Gli alti ufficiali sanno che dedicarsi ai piccoli e ai giovani, risparmierà loro energie, al fine di convogliare la transumanza postumanistica entro la mandria digitalizzata. Come una carta doppia, noi all’ultimo terzo, siamo stati gettati dal mazzo. Anche l’evocazione della democrazia e la sua invocazione che alcuni di noi sentono e a cui si richiamano ancora è, ora più che mai una pavloviana reazione, colpo di coda dell’incredulità della diretta cui stiamo assistendo, dell’incubo che ne deriva, del terrore che non sia solo un’allucinazione. Democrazia, già. Null’altro che un vuoto involucro riempito dalle voci dei benpensanti, notoriamente guizzi di basso livello con i quali credono di fornire risolutiva considerazione: “Allora vai da Putin, a scrivere quello che qui puoi scrivere”. Truppe felici di fare la coda per andare a sciare. Il resto non lo vedono e finché ci sarà neve, anche finta, continueranno a citare Putin e la sua marcia verso Lisbona. La bandiera della democrazia, pende dai balconi delle istituzioni. Ogni giorno viene issata, perché ogni giorno, sul ponte di comando sanno che c’è sempre qualcuno da imbambolare.
Ai tempi della democrazia, quella con ancora po’ di polpa, sapevamo che il nostro potere era il segno sulla scheda. Lo si può affermare, facendo la tara a quel contesto culturale in cui la percentuale di politici dediti alle promesse fatte, non era meno che risibile come ora. Ma adesso è chiaro. Il pilastro democratico, alla faccia degli imbonitori progressisti – dai quali la destra fa parte alla pari nei confronti dei falsi dirimpettai – è venuto meno. Purtroppo c’è ancora chi, non avendo neppure fatto la prima elementare della scuola sociale, non sa fare due più due, e quindi non vede che un voto dato in mano ai potentati economici e alle regole dei mercati e della finanza, non solo non vale nulla, ma è anche – per chi crede che nascondersi nell’urna sia un diritto assolutamente da esercitare – una cartina di tornasole: più gente consegna il documento e afferra la scheda, più loro avranno la misura dell’efficacia della loro propaganda.

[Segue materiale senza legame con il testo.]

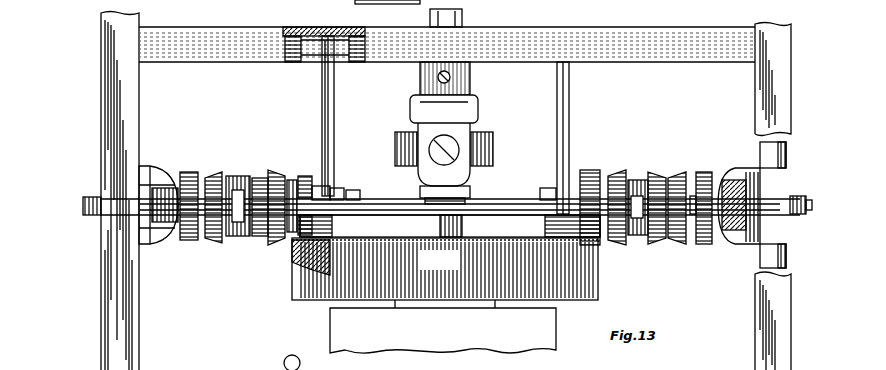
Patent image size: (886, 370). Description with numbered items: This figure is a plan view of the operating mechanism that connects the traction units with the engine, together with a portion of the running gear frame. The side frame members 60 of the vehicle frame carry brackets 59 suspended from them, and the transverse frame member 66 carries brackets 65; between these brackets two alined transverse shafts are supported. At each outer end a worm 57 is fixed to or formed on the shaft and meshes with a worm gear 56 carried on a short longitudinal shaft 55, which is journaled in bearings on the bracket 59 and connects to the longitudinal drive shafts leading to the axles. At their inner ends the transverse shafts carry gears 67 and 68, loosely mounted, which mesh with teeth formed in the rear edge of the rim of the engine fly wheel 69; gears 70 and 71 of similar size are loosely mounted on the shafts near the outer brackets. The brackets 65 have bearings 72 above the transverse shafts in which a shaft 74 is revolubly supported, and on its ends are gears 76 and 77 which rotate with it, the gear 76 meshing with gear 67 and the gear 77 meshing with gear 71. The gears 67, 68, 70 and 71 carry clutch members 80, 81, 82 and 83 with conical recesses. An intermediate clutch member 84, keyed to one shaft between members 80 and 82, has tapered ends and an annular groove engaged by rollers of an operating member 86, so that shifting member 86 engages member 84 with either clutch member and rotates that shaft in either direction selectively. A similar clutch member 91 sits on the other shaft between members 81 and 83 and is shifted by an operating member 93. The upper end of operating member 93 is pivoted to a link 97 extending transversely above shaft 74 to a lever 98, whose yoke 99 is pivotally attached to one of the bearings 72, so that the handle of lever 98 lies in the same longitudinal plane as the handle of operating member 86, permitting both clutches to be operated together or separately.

The short longitudinal shaft 55 is at (786, 150).
The worm gear 56 is at (90, 196).
The worm 57 is at (806, 212).
The bracket 59 is at (160, 170).
The side frame members 60 is at (139, 103).
The bracket 65 is at (334, 110).
The transverse frame member 66 is at (447, 31).
The gear 67 is at (292, 262).
The gear 68 is at (545, 230).
The engine fly wheel 69 is at (445, 269).
The gear 70 is at (190, 172).
The gear 71 is at (705, 172).
The bearing 72 is at (334, 188).
The shaft 74 is at (405, 225).
The gear 76 is at (290, 232).
The gear 77 is at (714, 236).
The clutch member 80 is at (278, 170).
The clutch member 81 is at (618, 245).
The clutch member 82 is at (218, 172).
The clutch member 83 is at (676, 244).
The intermediate clutch member 84 is at (240, 176).
The operating member 86 is at (248, 236).
The clutch member 91 is at (655, 172).
The operating member 93 is at (640, 236).
The link 97 is at (380, 215).
The lever 98 is at (303, 176).
The yoke 99 is at (330, 186).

Come le megattere non sappiamo più dov’è il nord. O meglio, il nord è divenuto opinabile, virtuale o è stato sostituito. La chirurgia e il silicone possono ciò che noi neppure immaginiamo.
Il senso della terra e così quello dell’uomo è stato eroso fino allo scheletro. La carcassa del nostro mondo analogico è però stata virtualmente rivitalizzata da quello digitale. Noi moriremo in pochi anni e chi resterà non avrà più di che prendere coscienza che il mondo virtuale in cui starà vivendo non c’è sempre stato. E che la vita a punti non è la normalità. Ma chi glielo dirà che gli archetipi sono stati buttati a mare perché zavorra inutile al progresso? Che l’albero delle uova non l’ha fatto la natura?